There are many ways to address the latter and possibly the simplest and yet hardest one is to include Ops people in user stories, for the same reasons we believe that It takes two to DevOps.
We need to include Ops people in user stories so that we are specifically considering their needs as we would for any other user’s.
Software in production should not need application restarts, servers reboots, load balancers hacks, or any other of the countless fixes and workarounds that many Operations teams have to put in place in order to make some of our systems work on a daily basis.
Talk about ‘operational features’, not ‘non-functional requirements’
Many organisations use terminology which is unhelpful and counter-productive towards Operability:
- ‘features’ or ‘business requirements’ for aspects related to what the end-user experiences
- ‘non-functional requirements’ for aspects of the software which are not visible to the end-user or relate to the (apparently) dark and murky world of IT Operations
It’s clear that the term ‘non-functional’ has been problematic for software development for some time: software guru Tom Gilb is sceptical about the term ‘non-functional requirements’, (preferring ‘quality requirements’ instead, see his Are non-functional requirements functional?) and Agile expert Rachel Davies is also sceptical of the term:
“Non-functional is probably a bad name because it sounds like these requirements are intangible, simply properties of a static system.”

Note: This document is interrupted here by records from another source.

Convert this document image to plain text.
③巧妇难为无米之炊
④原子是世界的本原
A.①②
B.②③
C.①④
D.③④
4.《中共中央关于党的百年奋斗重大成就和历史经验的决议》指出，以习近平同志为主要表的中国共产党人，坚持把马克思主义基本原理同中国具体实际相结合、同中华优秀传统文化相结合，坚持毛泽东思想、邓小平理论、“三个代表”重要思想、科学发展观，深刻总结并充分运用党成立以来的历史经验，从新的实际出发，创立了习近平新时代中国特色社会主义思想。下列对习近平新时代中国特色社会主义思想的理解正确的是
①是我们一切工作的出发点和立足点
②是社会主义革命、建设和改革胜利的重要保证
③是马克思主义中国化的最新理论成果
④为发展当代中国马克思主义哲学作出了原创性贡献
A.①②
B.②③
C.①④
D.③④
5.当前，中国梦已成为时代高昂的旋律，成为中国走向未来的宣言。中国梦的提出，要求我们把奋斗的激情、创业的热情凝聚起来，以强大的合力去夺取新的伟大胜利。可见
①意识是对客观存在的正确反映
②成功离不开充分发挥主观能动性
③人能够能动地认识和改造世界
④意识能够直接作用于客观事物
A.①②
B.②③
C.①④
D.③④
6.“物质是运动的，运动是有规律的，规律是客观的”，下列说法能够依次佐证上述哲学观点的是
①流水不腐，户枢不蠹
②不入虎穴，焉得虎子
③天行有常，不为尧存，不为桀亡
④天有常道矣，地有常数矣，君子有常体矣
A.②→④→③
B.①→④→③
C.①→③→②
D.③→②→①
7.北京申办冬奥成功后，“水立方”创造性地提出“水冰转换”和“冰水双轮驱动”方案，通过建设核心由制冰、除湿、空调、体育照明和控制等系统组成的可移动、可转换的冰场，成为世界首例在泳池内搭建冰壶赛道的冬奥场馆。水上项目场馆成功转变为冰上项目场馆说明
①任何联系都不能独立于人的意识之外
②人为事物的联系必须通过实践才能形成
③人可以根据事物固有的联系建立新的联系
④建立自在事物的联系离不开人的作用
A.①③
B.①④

Applying the term ‘non-functional’ to aspects of the software invisible to end-users but essential for the Operations team is to ignore the Operations team as a valid user group, which makes no sense given the amount of time spent by them working with (or often against) the software.
on a long enough timeline the operational cost of code dwarfs the cost of writing it. yet our profession usually optimizes for the latter.
— Dietrich (@d2fn) July 3, 2014
That is, from the viewpoint of the Operations team, the way in which a component logs messages or sends data to Graphite is the very essence of functionality.
A more effective terminology is:
- ‘end-user features’ instead of functional requirements
- ‘operational features’ instead of non-functional requirements
and we should treat these two groups as essentially equally valid candidates for user stories (experts like Mike Cohn have been advocating this for some time, see his Non-functional Requirements as User Stories).